I started with 13.5 V from the power supply minus the 1.69 V that I’m losing in the 130 feet of 24 AWG wire. 13.5 minus (-) 1.69 leaves me with only 11.81 V for a device needing 12 V. Oops. My choices are to either shorten the wire run or use a larger AWG wire.

If I use 22 AWG wire at 0.0165 ohms per foot (0.0165 per foot x 130 feet = 2.145 ohms):

- E = 0.5 A x 2.145 Ω
- E = 1.0725 V

13.5 V minus (-) the 1.0725 voltage drop across the wire leaves me with 12.43 volts for the device. The 12 V device will be happy and life will be good. No service call needed!

**Power as related to Ohm’s Law has its own “Magic Triangle:”**

Some would say “it’s as easy as **PIE**” or “**P = I x E.**” Just like the Ohm’s Law triangle, place your finger over the variable you wish to solve for:

- P = I x E
- I = P / E
- E = P/I

We use this frequently to calculate the current draw for equipment.

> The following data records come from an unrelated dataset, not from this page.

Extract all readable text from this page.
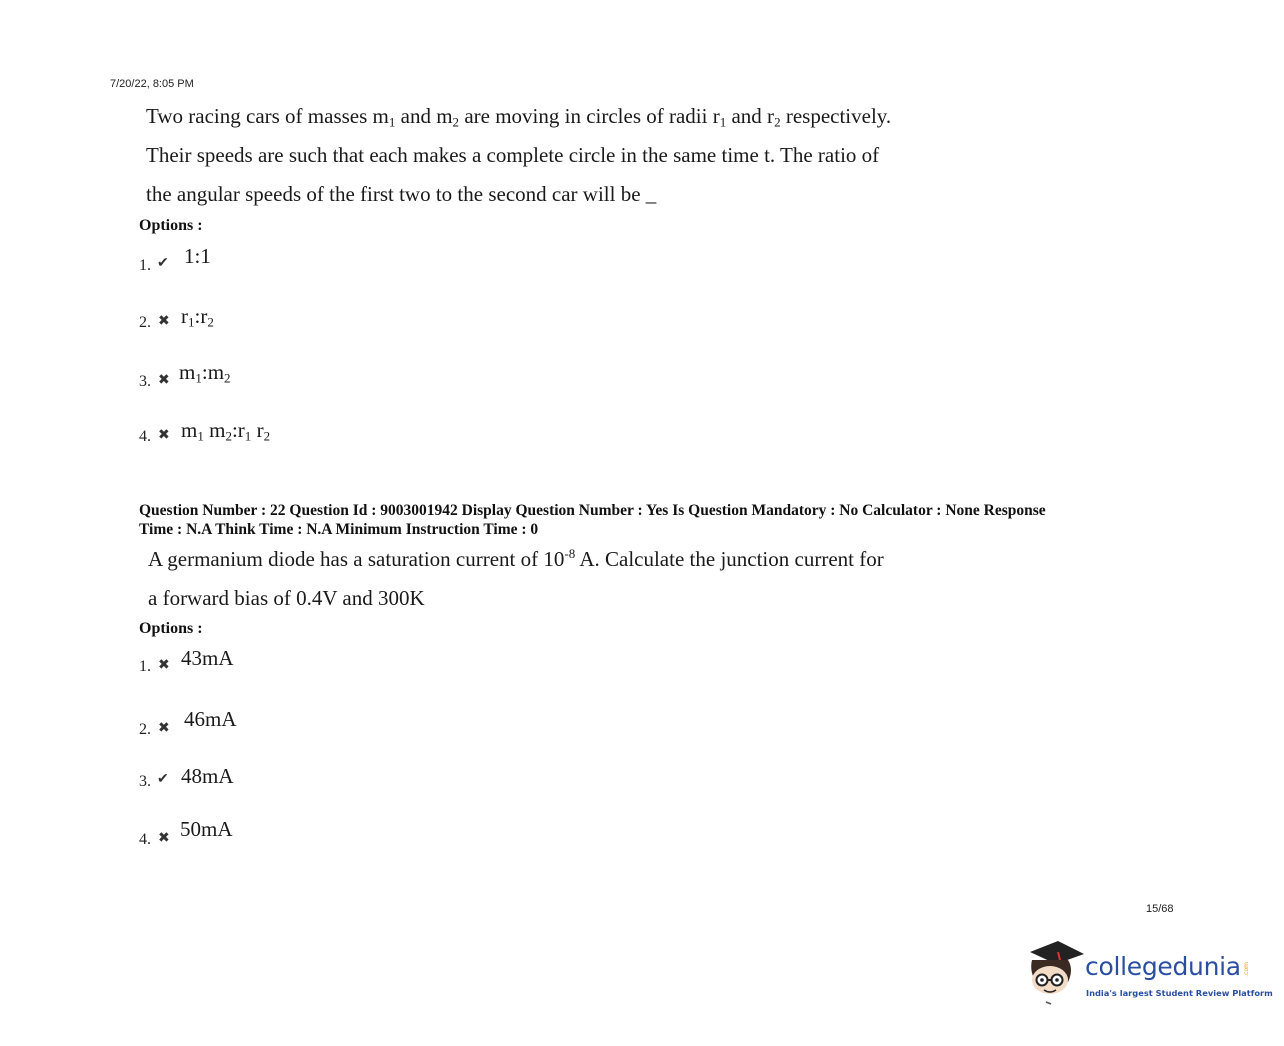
7/20/22, 8:05 PM
Two racing cars of masses $m_1$ and $m_2$ are moving in circles of radii $r_1$ and $r_2$ respectively.
Their speeds are such that each makes a complete circle in the same time t. The ratio of
the angular speeds of the first two to the second car will be _
Options :
1. ✔ 1:1
2. ✖ $r_1:r_2$
3. ✖ $m_1:m_2$
4. ✖ $m_1$ $m_2:r_1$ $r_2$
Question Number : 22 Question Id : 9003001942 Display Question Number : Yes Is Question Mandatory : No Calculator : None Response
Time : N.A Think Time : N.A Minimum Instruction Time : 0
A germanium diode has a saturation current of $10^{-8}$ A. Calculate the junction current for
a forward bias of 0.4V and 300K
Options :
1. ✖ 43mA
2. ✖ 46mA
3. ✔ 48mA
4. ✖ 50mA
15/68
collegedunia .com
India's largest Student Review Platform
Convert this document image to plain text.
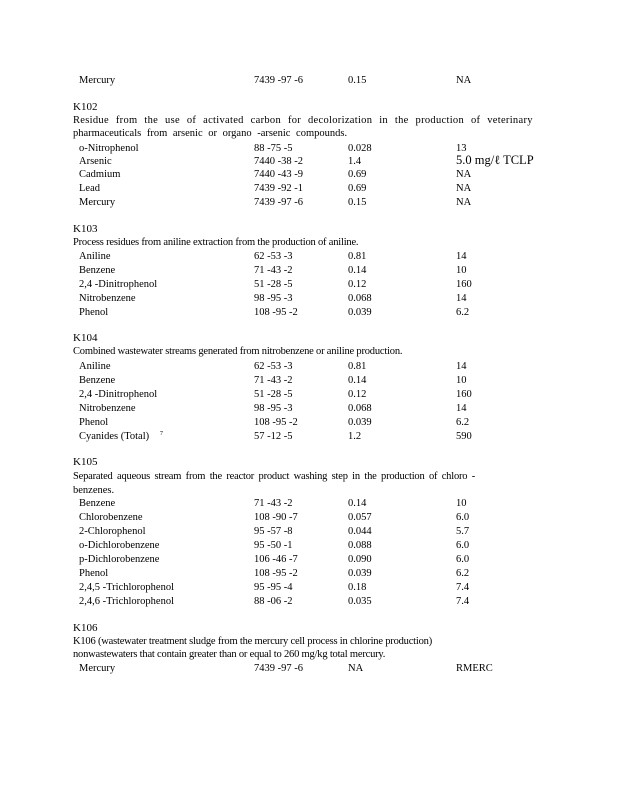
Mercury	7439 -97 -6	0.15	NA
K102
Residue from the use of activated carbon for decolorization in the production of veterinary
pharmaceuticals from arsenic or organo -arsenic compounds.
o-Nitrophenol	88 -75 -5	0.028	13
Arsenic	7440 -38 -2	1.4	5.0 mg/ℓ TCLP
Cadmium	7440 -43 -9	0.69	NA
Lead	7439 -92 -1	0.69	NA
Mercury	7439 -97 -6	0.15	NA
K103
Process residues from aniline extraction from the production of aniline.
Aniline	62 -53 -3	0.81	14
Benzene	71 -43 -2	0.14	10
2,4 -Dinitrophenol	51 -28 -5	0.12	160
Nitrobenzene	98 -95 -3	0.068	14
Phenol	108 -95 -2	0.039	6.2
K104
Combined wastewater streams generated from nitrobenzene or aniline production.
Aniline	62 -53 -3	0.81	14
Benzene	71 -43 -2	0.14	10
2,4 -Dinitrophenol	51 -28 -5	0.12	160
Nitrobenzene	98 -95 -3	0.068	14
Phenol	108 -95 -2	0.039	6.2
Cyanides (Total) 7	57 -12 -5	1.2	590
K105
Separated aqueous stream from the reactor product washing step in the production of chloro -
benzenes.
Benzene	71 -43 -2	0.14	10
Chlorobenzene	108 -90 -7	0.057	6.0
2-Chlorophenol	95 -57 -8	0.044	5.7
o-Dichlorobenzene	95 -50 -1	0.088	6.0
p-Dichlorobenzene	106 -46 -7	0.090	6.0
Phenol	108 -95 -2	0.039	6.2
2,4,5 -Trichlorophenol	95 -95 -4	0.18	7.4
2,4,6 -Trichlorophenol	88 -06 -2	0.035	7.4
K106
K106 (wastewater treatment sludge from the mercury cell process in chlorine production)
nonwastewaters that contain greater than or equal to 260 mg/kg total mercury.
Mercury	7439 -97 -6	NA	RMERC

Let’s say that we have two new 7,000 lumen 4K projectors going into a classroom. I want to know if I can put both on the same 20 A circuit, but I need to know how much current each projector will draw. The specs say the max power consumption is 1,070 W. I put my finger over the I and the formula looks like I = P / E.

**What do I know? Let’s find out:**

- P = 1,070 W from the spec.
- E = 120 V is the mains power here in the US
- I = P / E
- I = 1,070 W / 120 V
- I = 8.92 amps

8.92 x 2 projectors = 17.84 A. Even though it may be a 20 A circuit, the NEC tells me that I can’t put more than a 16 A continuous load on a 20 A circuit. Since projectors are essentially big light bulbs, I would consider them continuous loads and almost 18 A is over the 16 A allowance. I’ll need to put the projectors on separate 20 A circuits.

This even works for hair dryers (and the heat guns we use with heat shrink tubing). Let’s say I buy a new, 1,200 W hairdryer. What’s the current draw?

- I = P / E
- I = 1,200 W / 120 V
- I = 10 A

My new 1,740 W heat gun would draw 14.5 A

- I = P / E
- I = 1,740 W / 120 V
- I = 14.5

So, if you plug in a second hair dryer or heat gun on the same circuit and try and use both simultaneously, the result will be a tripped circuit breaker.

**Formula Wheel**

Having the entire formula wheel, containing formulas for solving all four properties is certainly handy:

But if you don’t have the wheel, the EIR and PIE triangles are easy to memorize and use. Here are some references that have been helpful to me:

- Fujitaki, K. (2009). “The Manga Guide to Electricity.” No Starch Press.
- Van Valkenburgh, Nooger, Neville. (1992). “Basic Electricity.” Prompt Publications.
- Holt, M. (2004). “Basic Electrical Theory.” Mike Holt Enterprises, Inc.
- Legrand AV. “Optimized Power Distribution and Grounding for Audio, Video and Electronic Systems”

Hopefully, this has energized your understanding of Ohm’s Law and Power and how it is all related together.